Bycatch usually refers to fish that are caught by mistake (see also seabird bycatch). It consists of anything other than the intended catch and is either unwanted or commercially unusable. Fishing boats throw bycatch back into the sea. Bycatch can include turtles, dolphins and seabirds that are also caught unintentionally. In many cases, the animals are dead or dying when they are discarded. On average, 27 million tons of unwanted fish is thrown back every year. A quarter of all fish pulled from the sea never makes it to market.

In the last decade, tuna fishing has often made headlines because of the dolphins killed in purse seine nets. While dolphins are attractive animals that capture our imagination, and it’s important to preserve them, tuna bycatch is a much more significant problem for other species. Over a million sharks die each year because of tuna fisheries, hundreds of thousands of wahoo, dorado, thousands of marlin and many mola mola meet the same fate. The resulting reduction in numbers of such major predators has a huge environmental impact that’s often overlooked. Scientists are only just starting to assess the scale of the problem.
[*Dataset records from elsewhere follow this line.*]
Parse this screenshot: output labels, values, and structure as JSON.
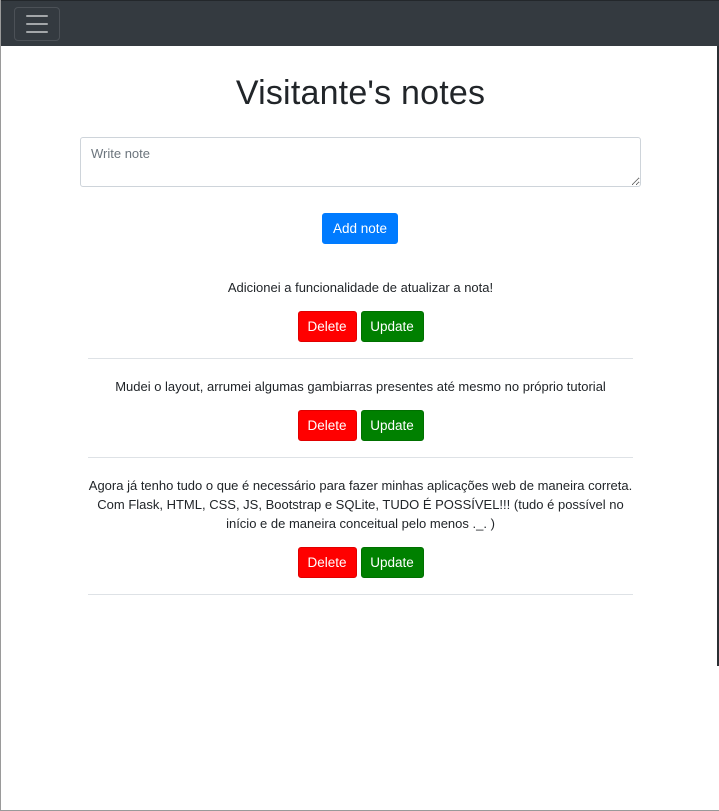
{
  "navbar": {
    "toggler_icon": "hamburger-menu-icon"
  },
  "page": {
    "title": "Visitante's notes"
  },
  "form": {
    "note_placeholder": "Write note",
    "note_value": "",
    "add_label": "Add note"
  },
  "notes": [
    {
      "text": "Adicionei a funcionalidade de atualizar a nota!",
      "delete_label": "Delete",
      "update_label": "Update"
    },
    {
      "text": "Mudei o layout, arrumei algumas gambiarras presentes até mesmo no próprio tutorial",
      "delete_label": "Delete",
      "update_label": "Update"
    },
    {
      "text": "Agora já tenho tudo o que é necessário para fazer minhas aplicações web de maneira correta. Com Flask, HTML, CSS, JS, Bootstrap e SQLite, TUDO É POSSÍVEL!!! (tudo é possível no início e de maneira conceitual pelo menos ._. )",
      "delete_label": "Delete",
      "update_label": "Update"
    }
  ],
  "colors": {
    "navbar": "#343a40",
    "primary": "#007bff",
    "delete": "#ff0000",
    "update": "#008000"
  }
}
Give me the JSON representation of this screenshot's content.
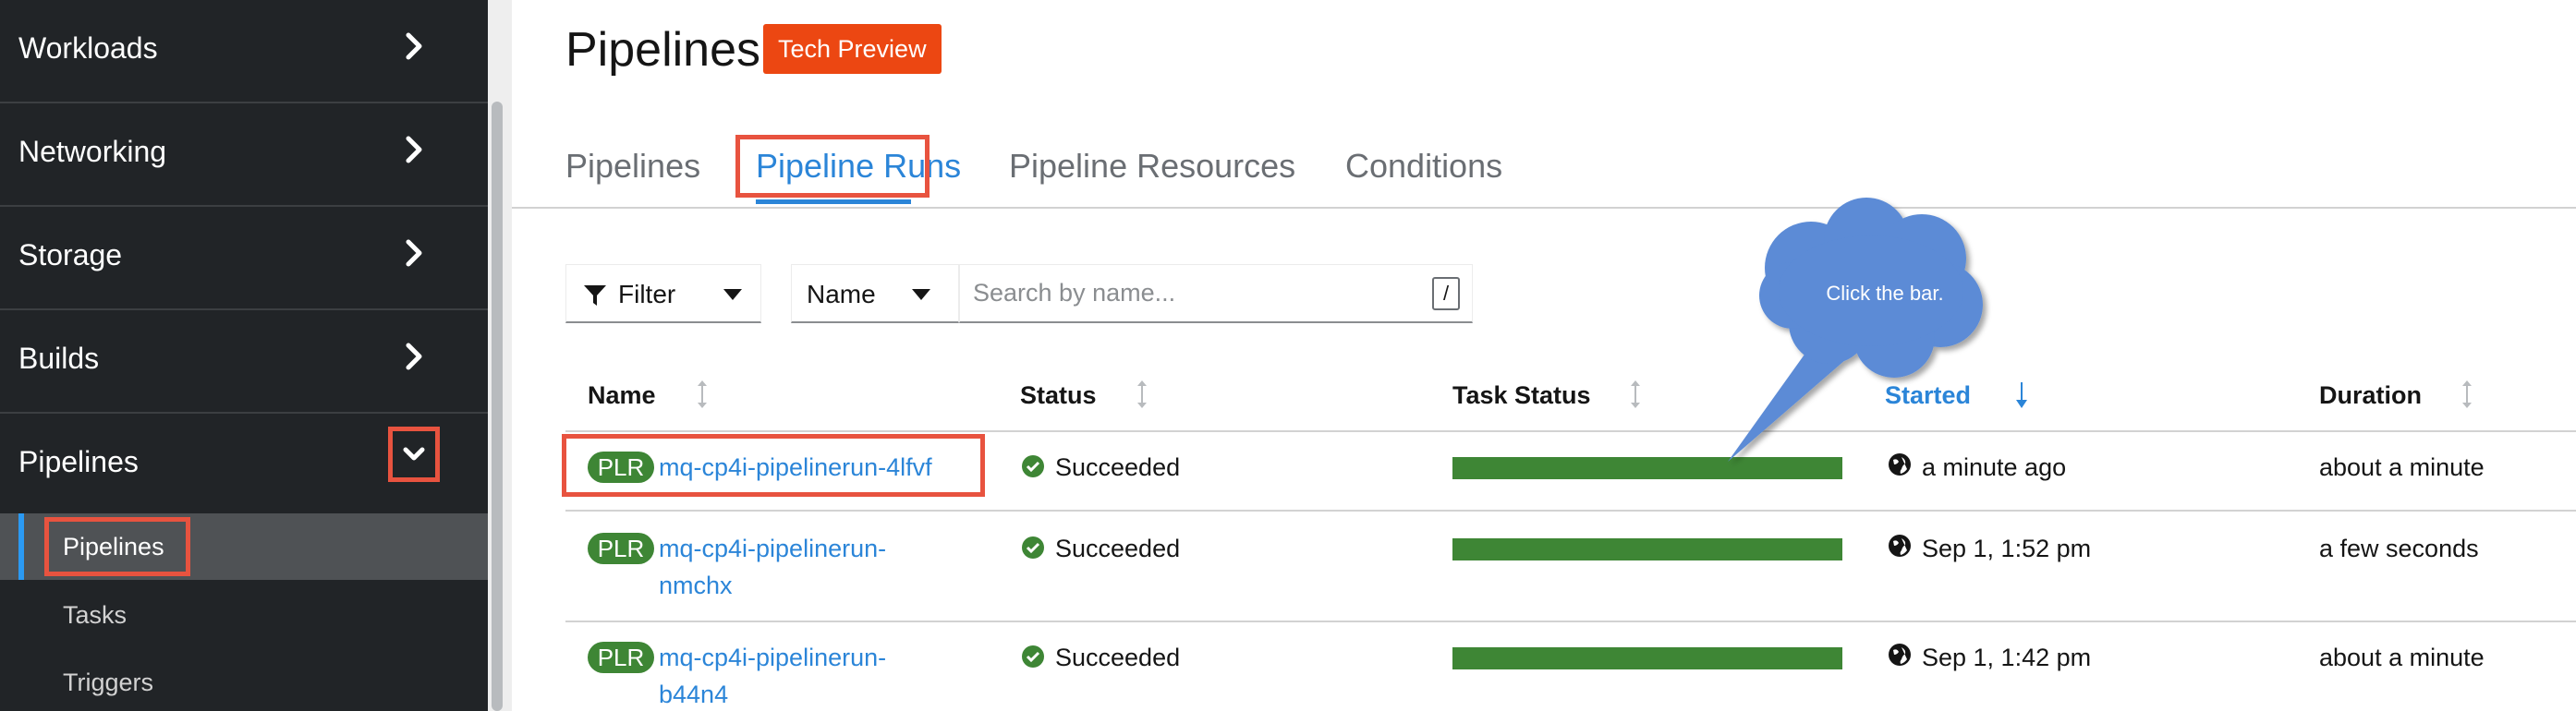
{
  "sidebar": {
    "items": [
      {
        "label": "Workloads"
      },
      {
        "label": "Networking"
      },
      {
        "label": "Storage"
      },
      {
        "label": "Builds"
      },
      {
        "label": "Pipelines"
      }
    ],
    "sub_items": [
      {
        "label": "Pipelines"
      },
      {
        "label": "Tasks"
      },
      {
        "label": "Triggers"
      }
    ]
  },
  "header": {
    "title": "Pipelines",
    "badge": "Tech Preview"
  },
  "tabs": [
    {
      "label": "Pipelines"
    },
    {
      "label": "Pipeline Runs"
    },
    {
      "label": "Pipeline Resources"
    },
    {
      "label": "Conditions"
    }
  ],
  "toolbar": {
    "filter_label": "Filter",
    "name_select": "Name",
    "search_placeholder": "Search by name...",
    "shortcut_key": "/"
  },
  "table": {
    "columns": [
      "Name",
      "Status",
      "Task Status",
      "Started",
      "Duration"
    ],
    "rows": [
      {
        "badge": "PLR",
        "name": "mq-cp4i-pipelinerun-4lfvf",
        "status": "Succeeded",
        "task_progress": 1.0,
        "started": "a minute ago",
        "duration": "about a minute"
      },
      {
        "badge": "PLR",
        "name": "mq-cp4i-pipelinerun-nmchx",
        "status": "Succeeded",
        "task_progress": 1.0,
        "started": "Sep 1, 1:52 pm",
        "duration": "a few seconds"
      },
      {
        "badge": "PLR",
        "name": "mq-cp4i-pipelinerun-b44n4",
        "status": "Succeeded",
        "task_progress": 1.0,
        "started": "Sep 1, 1:42 pm",
        "duration": "about a minute"
      }
    ]
  },
  "callout": {
    "text": "Click the bar."
  },
  "colors": {
    "sidebar_bg": "#212427",
    "accent": "#2b85d8",
    "badge": "#ec4712",
    "success": "#3e8635",
    "highlight": "#e8533f",
    "callout": "#5b8bd6"
  }
}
Bycatch is also a major factor in the decline of turtle populations. Turtles get caught up in nets and they may be attracted to chemical light sticks attached to longline hooks because they look like jellyfish. This is a particular threat to leatherback turtles in the Pacific.

Shrimp fisheries have the world's highest bycatch rate. About 5kg of marine life is killed for each kilo of shrimp harvested. An estimated 11 million tons of finfish is discarded each year in shrimp trawl fisheries and the nets used to dredge the sea floor can be highly damaging to a number of marine habitats.

People are now starting to look at ways of farming fish instead of catching them, but this also has its drawbacks. Although the farmed shrimp industry creates less bycatch, it has been responsible for massive mangrove destruction in East Asia (see mangroves).